You are viewing a plain text version of this content. The canonical link for it is here.
Posted to dev@httpd.apache.org by cm...@collab.net on 2003/01/13 18:55:42 UTC

URI-escaping levels, mod_rewrite, and Apache.

I'm having a doozy of time with a mod_rewrite setup, and I'd love some
extra eyes and brains.  Here's my dealio.

I have a complex setup in httpd.conf.  First, a RewriteRule is hit:

   RewriteRule /some/stuff/(.*) /some/servlet?url=/new/stuff/($1) [QSA,PT,NE,L]

Then, /some/servlet runs, and after doing what it does, it reconnects
to the HTTP server (at 127.0.0.1) using the URL in the "url=" query
param.

Finally, this second HTTP connection hits a ScriptAlias:

   ScriptAlias /new/stuff /final/uri.cgi

I am confident that the steps themselves are fine, so please try to
avoid recommandations like "simply your ruleset".  If my scenario is
revealing a real bug, let's address that, please. :-)

I'm requesting a URL:  "http://server/some/stuff/foo%25bar/"
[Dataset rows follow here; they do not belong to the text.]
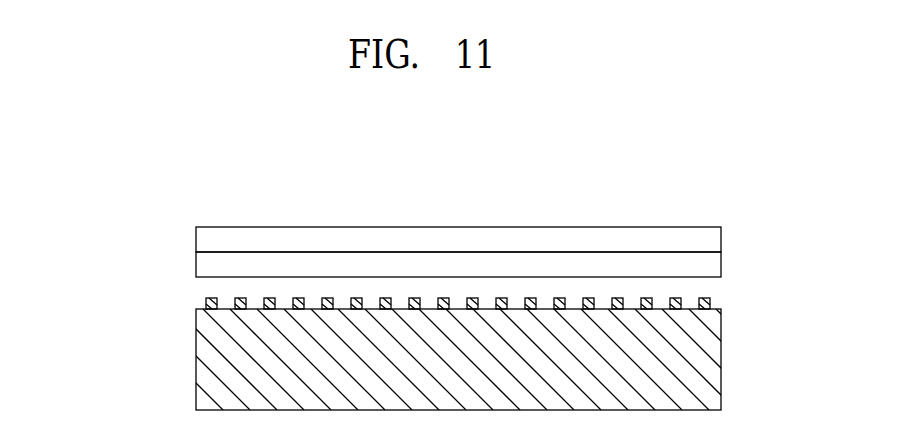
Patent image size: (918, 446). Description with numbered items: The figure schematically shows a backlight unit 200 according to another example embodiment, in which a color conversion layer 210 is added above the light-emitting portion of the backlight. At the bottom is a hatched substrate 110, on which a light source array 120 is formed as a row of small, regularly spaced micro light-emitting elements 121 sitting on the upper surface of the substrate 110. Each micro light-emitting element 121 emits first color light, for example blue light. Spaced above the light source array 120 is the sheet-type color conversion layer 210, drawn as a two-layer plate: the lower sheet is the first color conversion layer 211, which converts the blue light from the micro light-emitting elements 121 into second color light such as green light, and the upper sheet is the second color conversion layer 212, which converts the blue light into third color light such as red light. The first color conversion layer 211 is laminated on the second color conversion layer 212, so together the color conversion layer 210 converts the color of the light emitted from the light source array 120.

The backlight unit 200 is at (392, 200).
The color conversion layer 210 is at (392, 252).
The second color conversion layer 212 is at (195, 232).
The first color conversion layer 211 is at (195, 262).
The light source array 120 is at (440, 305).
The micro light-emitting element 121 is at (712, 303).
The substrate 110 is at (195, 358).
I set a breakpoint in mod_rewrite.c:hook_uri2file(), and I see that
r->uri has already been URI-unescaped to "/some/stuff/foo%bar".  I
presume this is the server core doing this?  One of the first things
mod_rewrite does is to say:

   if (r->filename == NULL)
      copy r->uri to r->filename;

Now, my rewrite rule uses the [PT] flag, so after finishing the first
rewrite (applying the rule), mod_rewrite then does the reverse copy,
copying r->filename to r->uri.  Now, keep in mind that r->uri (and
now, r->filename) have already been URI-unescaped.

Now my servet is activated.  Once again, the URI is unescaped.  Logs
from my servlet indicate a query string of
"url=/new/stuff/fooºr".  The servlet does it's stuff, and then
performs the turnaround it's been asked to perform.  It URI-escapes
the URL, and hits the URL "http://localhost/new/stuff/foo%bar".
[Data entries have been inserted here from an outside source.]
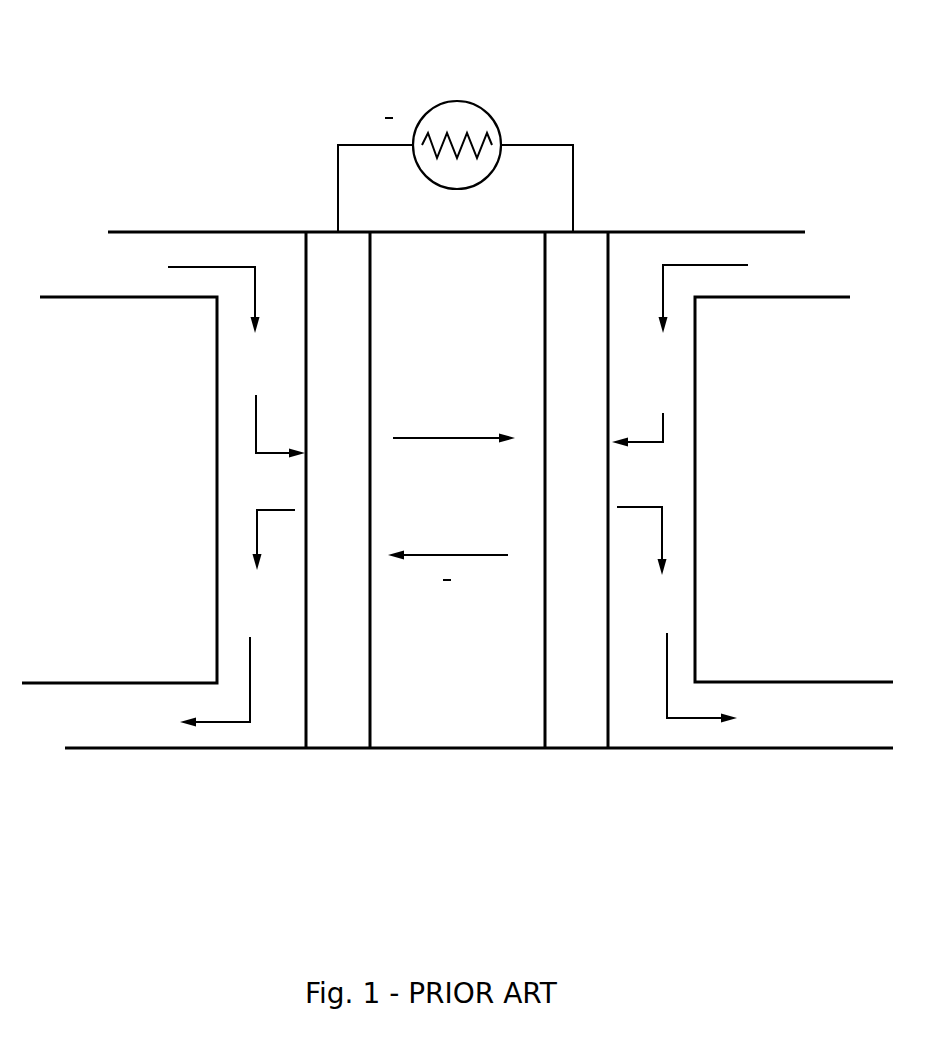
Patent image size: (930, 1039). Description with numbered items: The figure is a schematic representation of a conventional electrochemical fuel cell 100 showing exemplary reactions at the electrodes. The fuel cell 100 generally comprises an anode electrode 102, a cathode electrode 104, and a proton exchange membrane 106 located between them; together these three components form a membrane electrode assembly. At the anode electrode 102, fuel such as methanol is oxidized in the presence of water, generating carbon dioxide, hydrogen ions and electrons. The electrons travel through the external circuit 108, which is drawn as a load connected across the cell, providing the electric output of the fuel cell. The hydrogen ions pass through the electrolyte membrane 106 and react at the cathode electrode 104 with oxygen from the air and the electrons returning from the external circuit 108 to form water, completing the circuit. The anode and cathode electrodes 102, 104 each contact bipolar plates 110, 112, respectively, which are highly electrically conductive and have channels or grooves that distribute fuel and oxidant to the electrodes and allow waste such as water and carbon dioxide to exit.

The fuel cell 100 is at (663, 90).
The anode electrode 102 is at (338, 751).
The cathode electrode 104 is at (592, 751).
The proton exchange membrane 106 is at (458, 751).
The external circuit 108 is at (535, 145).
The bipolar plate 110 is at (277, 232).
The bipolar plate 112 is at (676, 232).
Finally, the ScriptAlias catches this URL, but of course it's wrong --
off by one level of URI-escaping.

I tried patching mod_rewrite so that the passthrough step re-encodes
the URI.  That worked okay for the URL we've been talking about, but
a) it's the wrong thing to do given the definition of the PT flag, and
b) isn't a complete solution.  Why (b)?  Well, because I have this
other request that I make sometimes: "http://server/some/stuff/foo%26bar/"

When I make that request, mod_rewrite is again handed an unescaped URI
"/some/stuff/foo&bar".  Ah, so when I try to re-escape it with
ap_escape_uri, it still comes out "/some/stuff/foo&bar".  Yep.
Because the '&' is valid in URIs, it doesn't get re-escaped.  So by
the time my servlet is called, it's query string has
"url=/some/stuff/foo&bar", which means the "url" param's value is
"/some/stuff/foo".  Well, that won't work.
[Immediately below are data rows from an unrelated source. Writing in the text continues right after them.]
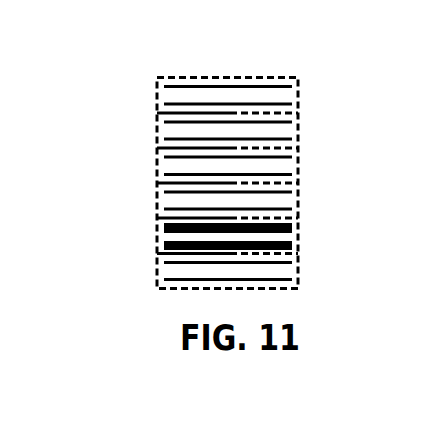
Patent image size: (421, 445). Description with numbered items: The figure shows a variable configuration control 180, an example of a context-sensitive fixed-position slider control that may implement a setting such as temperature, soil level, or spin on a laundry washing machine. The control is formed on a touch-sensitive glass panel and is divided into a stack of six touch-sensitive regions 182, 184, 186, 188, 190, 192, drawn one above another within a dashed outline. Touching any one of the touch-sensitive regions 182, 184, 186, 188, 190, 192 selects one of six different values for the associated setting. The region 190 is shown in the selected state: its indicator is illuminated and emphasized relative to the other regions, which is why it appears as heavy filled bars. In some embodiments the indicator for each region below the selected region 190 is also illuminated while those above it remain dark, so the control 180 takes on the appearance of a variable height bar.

The variable configuration control 180 is at (108, 85).
The touch-sensitive region 182 is at (156, 89).
The touch-sensitive region 184 is at (299, 132).
The touch-sensitive region 186 is at (156, 168).
The touch-sensitive region 188 is at (299, 202).
The touch-sensitive region 190 is at (156, 233).
The touch-sensitive region 192 is at (299, 272).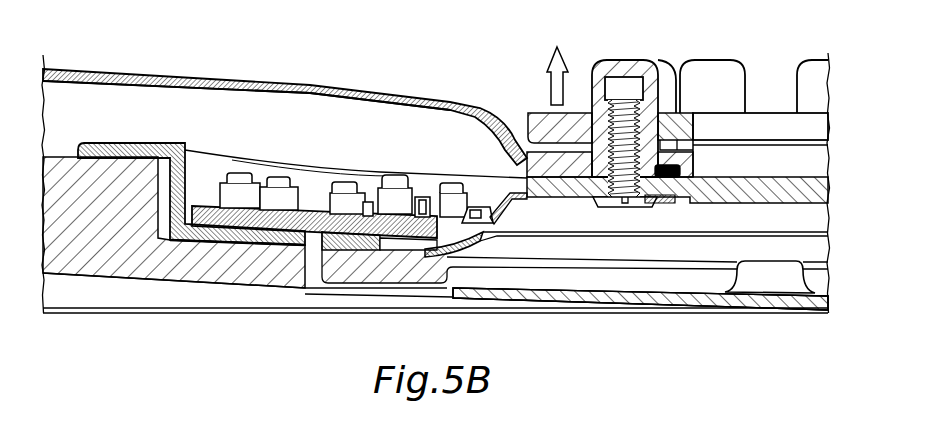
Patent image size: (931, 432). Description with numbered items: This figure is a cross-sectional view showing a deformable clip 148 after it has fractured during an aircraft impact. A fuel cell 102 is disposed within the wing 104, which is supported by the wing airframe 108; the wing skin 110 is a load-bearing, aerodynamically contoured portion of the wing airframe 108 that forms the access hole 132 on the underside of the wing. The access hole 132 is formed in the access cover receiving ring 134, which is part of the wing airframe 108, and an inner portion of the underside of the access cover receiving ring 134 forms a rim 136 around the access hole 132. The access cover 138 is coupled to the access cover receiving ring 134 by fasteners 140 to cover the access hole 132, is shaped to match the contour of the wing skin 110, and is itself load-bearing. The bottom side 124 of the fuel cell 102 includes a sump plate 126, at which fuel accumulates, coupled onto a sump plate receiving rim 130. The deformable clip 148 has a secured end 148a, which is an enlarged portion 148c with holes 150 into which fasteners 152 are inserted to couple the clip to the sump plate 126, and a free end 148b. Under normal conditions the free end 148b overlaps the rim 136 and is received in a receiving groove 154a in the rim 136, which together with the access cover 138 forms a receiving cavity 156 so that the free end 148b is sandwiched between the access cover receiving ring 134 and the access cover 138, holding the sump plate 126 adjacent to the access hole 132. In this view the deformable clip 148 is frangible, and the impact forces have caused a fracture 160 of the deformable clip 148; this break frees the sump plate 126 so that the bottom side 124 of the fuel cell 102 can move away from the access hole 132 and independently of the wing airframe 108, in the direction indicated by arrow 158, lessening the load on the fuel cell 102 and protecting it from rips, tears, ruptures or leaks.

The fuel cell 102 is at (102, 70).
The bottom side 124 is at (172, 78).
The wing 104 is at (181, 285).
The wing skin 110 is at (107, 278).
The wing airframe 108 is at (234, 286).
The rim 136 is at (339, 248).
The access cover receiving ring 134 is at (308, 210).
The fasteners 140 is at (395, 173).
The access hole 132 is at (455, 200).
The receiving groove 154a is at (380, 250).
The receiving cavity 156 is at (403, 250).
The free end 148b is at (428, 257).
The deformable clip 148 is at (483, 240).
The fracture 160 is at (484, 234).
The access cover 138 is at (660, 304).
The secured end 148a is at (667, 205).
The enlarged portion 148c is at (640, 299).
The sump plate receiving rim 130 is at (530, 113).
The sump plate 126 is at (753, 177).
The holes 150 is at (637, 208).
The fasteners 152 is at (603, 208).
The arrow 158 is at (547, 49).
I can't remove the [NE] from that RewriteRule because sometimes my
original URLs have query string data themselves which is combined
(using the [QSA] flag) with the servlet params.  Since query string
data is never unescaped by the server core, or by mod_rewrite, the
result would cause my original URL's query data to be doubly-escaped
(this happened in the past, is the reason why the [NE] was added in
the first place).

I'm completely out of ideas save for the one I don't want to face up
to: fixing Apache's "let's taint r->uri by unescaping it before our
handlers get a chance to see the thing" bug.

Help. ?.